Its $72/yr running cost, rank #325 of 519, is above what most dehumidifier models we track cost to run, so this is not one of the cheaper picks on electricity alone.
How much does the Midea MDUDP-35AEN8-BB0 cost per month?
About $6 a month, which is the $72 annual estimate spread across twelve months at the US average rate of $0.1856/kWh. Your own bill scales with your local electricity rate and how heavily you use it.
How is this running-cost figure calculated?
The formula is annual kWh times price per kWh: 388 kWh from ENERGY STAR times the US average of $0.1856/kWh comes to about $72 a year. It covers electricity only, not the purchase price, water, or installation.
How efficient is the Midea MDUDP-35AEN8-BB0 for its size?
49th percentile once size is factored in. That means its size-adjusted efficiency is not the main reason for the running-cost figure above; its capacity plays a large role too.

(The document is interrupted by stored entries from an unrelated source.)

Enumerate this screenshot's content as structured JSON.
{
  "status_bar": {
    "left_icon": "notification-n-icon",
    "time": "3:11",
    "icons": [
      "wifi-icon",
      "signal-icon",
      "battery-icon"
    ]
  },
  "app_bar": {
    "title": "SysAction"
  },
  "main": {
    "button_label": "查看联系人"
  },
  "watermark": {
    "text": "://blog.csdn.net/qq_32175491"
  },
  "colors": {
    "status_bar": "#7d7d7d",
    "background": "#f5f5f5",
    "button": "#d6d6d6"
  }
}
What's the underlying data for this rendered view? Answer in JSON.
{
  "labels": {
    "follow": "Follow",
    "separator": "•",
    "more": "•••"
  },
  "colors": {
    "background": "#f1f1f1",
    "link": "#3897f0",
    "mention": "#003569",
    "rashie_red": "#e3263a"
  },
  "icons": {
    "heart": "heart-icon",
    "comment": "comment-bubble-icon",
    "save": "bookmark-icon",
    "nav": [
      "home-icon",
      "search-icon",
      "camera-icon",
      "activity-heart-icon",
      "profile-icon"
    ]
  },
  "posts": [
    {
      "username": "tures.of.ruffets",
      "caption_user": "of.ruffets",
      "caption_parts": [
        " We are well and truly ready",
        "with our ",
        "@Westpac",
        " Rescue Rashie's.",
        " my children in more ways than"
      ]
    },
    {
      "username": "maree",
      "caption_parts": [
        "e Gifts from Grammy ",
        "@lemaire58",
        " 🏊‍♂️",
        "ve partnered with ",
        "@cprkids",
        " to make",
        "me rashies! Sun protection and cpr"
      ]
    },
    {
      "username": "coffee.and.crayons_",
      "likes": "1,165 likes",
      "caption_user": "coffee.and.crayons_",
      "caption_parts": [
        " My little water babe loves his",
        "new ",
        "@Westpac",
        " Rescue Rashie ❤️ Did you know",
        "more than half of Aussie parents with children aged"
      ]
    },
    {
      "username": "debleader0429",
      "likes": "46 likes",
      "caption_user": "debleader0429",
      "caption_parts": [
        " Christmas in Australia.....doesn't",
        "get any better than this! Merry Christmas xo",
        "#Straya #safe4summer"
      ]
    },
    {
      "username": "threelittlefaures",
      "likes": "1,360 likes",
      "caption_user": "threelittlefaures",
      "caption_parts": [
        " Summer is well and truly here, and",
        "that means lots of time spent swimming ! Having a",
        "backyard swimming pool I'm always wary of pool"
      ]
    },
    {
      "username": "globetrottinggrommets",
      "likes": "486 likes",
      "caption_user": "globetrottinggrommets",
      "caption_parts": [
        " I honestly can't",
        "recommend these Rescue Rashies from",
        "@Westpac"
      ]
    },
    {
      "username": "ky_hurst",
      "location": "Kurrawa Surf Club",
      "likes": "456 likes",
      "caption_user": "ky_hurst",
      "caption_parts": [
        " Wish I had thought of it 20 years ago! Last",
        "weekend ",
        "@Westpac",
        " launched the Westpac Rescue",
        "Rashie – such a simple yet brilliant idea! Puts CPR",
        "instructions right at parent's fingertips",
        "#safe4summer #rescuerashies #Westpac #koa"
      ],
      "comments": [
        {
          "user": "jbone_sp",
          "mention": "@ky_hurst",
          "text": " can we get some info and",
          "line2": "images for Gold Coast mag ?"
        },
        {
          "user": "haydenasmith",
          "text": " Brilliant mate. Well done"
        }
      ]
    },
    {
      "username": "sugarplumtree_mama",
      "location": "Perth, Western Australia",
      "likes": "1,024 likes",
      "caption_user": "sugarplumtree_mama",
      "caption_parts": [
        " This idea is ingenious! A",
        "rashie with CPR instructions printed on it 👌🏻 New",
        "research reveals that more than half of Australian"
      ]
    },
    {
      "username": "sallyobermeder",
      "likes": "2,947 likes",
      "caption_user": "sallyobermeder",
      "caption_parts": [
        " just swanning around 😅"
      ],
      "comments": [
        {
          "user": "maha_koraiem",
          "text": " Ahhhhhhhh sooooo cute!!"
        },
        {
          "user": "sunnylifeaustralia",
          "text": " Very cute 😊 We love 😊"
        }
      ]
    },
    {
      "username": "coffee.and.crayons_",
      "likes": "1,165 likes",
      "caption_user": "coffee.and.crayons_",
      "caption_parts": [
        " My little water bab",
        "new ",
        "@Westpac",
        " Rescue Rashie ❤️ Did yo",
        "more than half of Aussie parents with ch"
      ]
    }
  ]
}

Cheaper to run in the same class
Source
ES_1138537_MDUDP-35AEN8-BB0_061220250722877_7476983View certified dehumidifier listingsENERGY STAR data as of July 2026Midea and MDUDP-35AEN8-BB0 are used here for identification only and are not endorsements. Figures are computed by WattWise Labs from public ENERGY STAR data, not measured in our own lab.